Dans cette ébullition artistique et festive, Adrienne retrouve une famille, polarise les regards, conquiert une grande liberté. Dans le même temps, on imagine qu'elle ne peut échapper à son image et à une certaine fétichisation, une forme d'essentialisation de ses origines et de sa peau noire, qui sont au cœur de la fascination des artistes de l'époque : à la fois admiratifs, curieux, et plein des préjugés coloniaux (et misogynes) qui imprègnent la société française. Elle est un symbole d'"exotisme" malgré elle, dans un monde peu métissé et où l'on mélange allègrement la culture antillaise et celle des différents pays d'Afrique subsaharienne. 

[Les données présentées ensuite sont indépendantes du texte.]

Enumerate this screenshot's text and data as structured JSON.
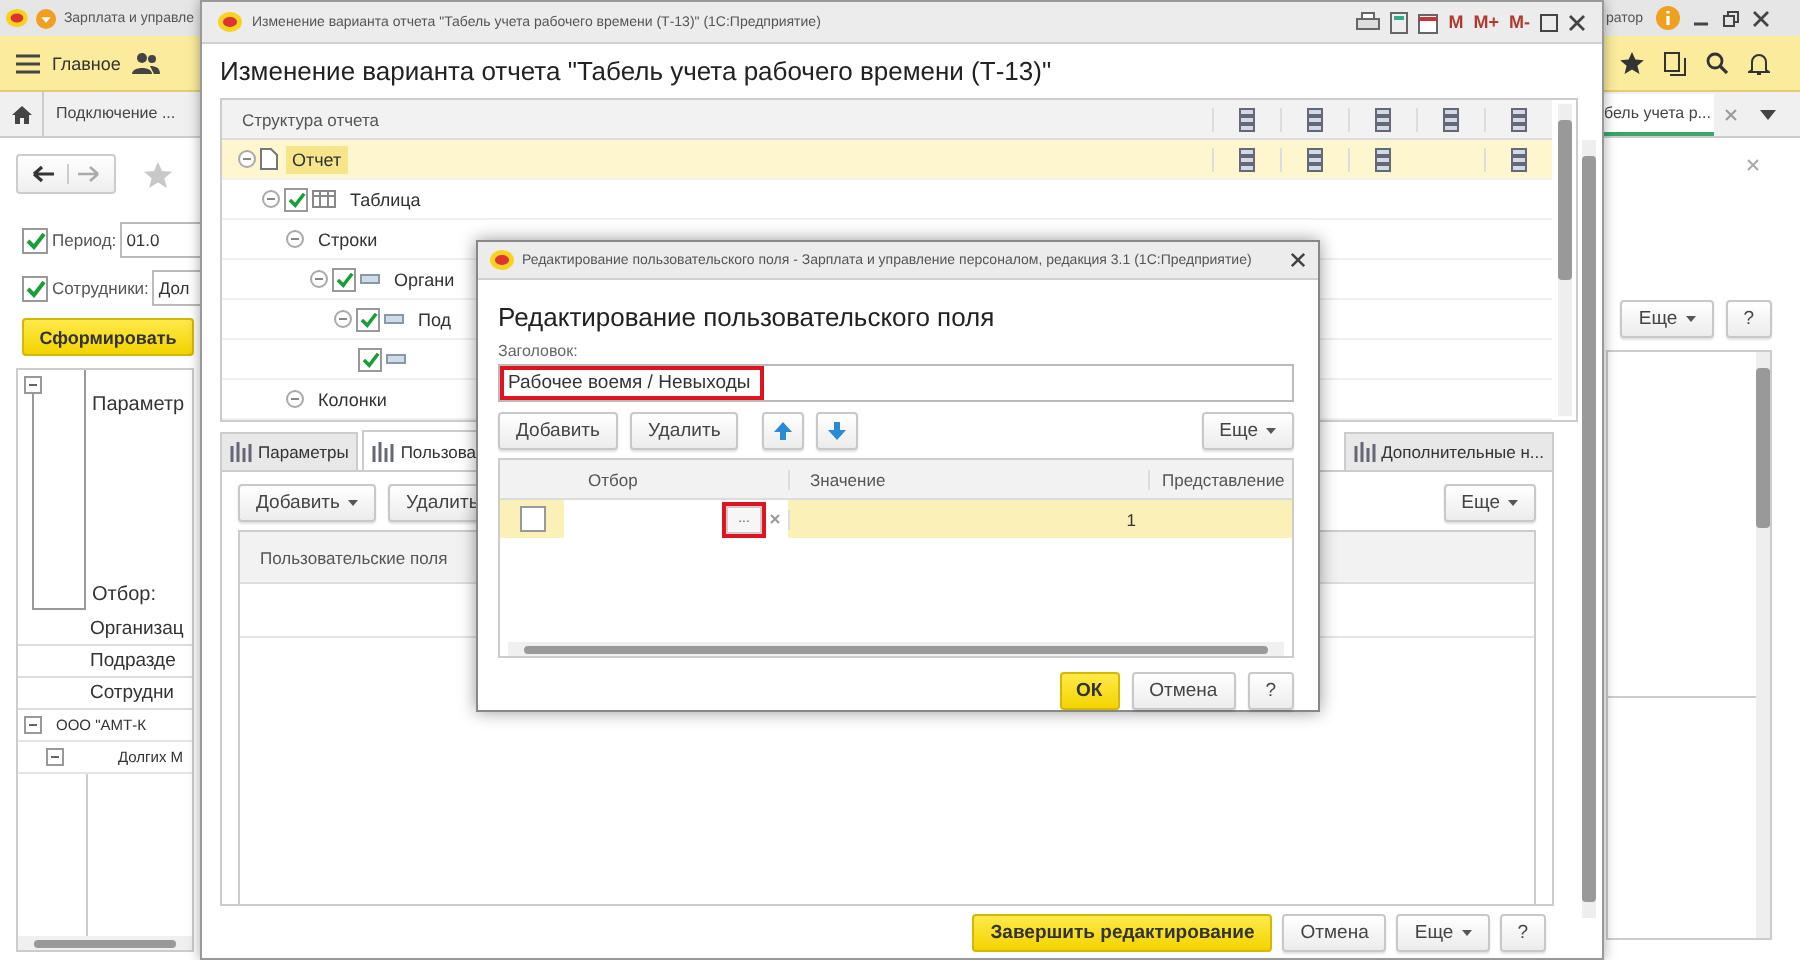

Première mannequin noire à apparaître dans un grand magazine de mode américain (Harper's Bazaar), son histoire commence seulement à se dévoiler, avec l'intérêt croissant pour la réhabilitation de toutes les figures issues de la colonisation française et de l'histoire de l'immigration que l'histoire a trop souvent déconsidérées, sinon complètement oubliées. Tout ce que l'on sait d'elle, on ne peut que le deviner à travers les images et les œuvres d'art, à travers aussi quelques bribes d'évocations par ses amis artistes, faute de témoignages de sa part, de lettres ou de paroles archivées. Adrienne Fidelin est notamment au cœur du récent livre de Gisèle Pineau, Ady, soleil noir

A la veille de la Seconde guerre mondiale, après une idylle de quatre ans, l'histoire d'amour avec Man Ray prend fin, quand ce dernier fuit l'Europe pour se réfugier aux Etats-Unis. Adrienne, elle, part vivre une vie modeste à Albi, où elle finira ses jours dans l'anonymat en 2004.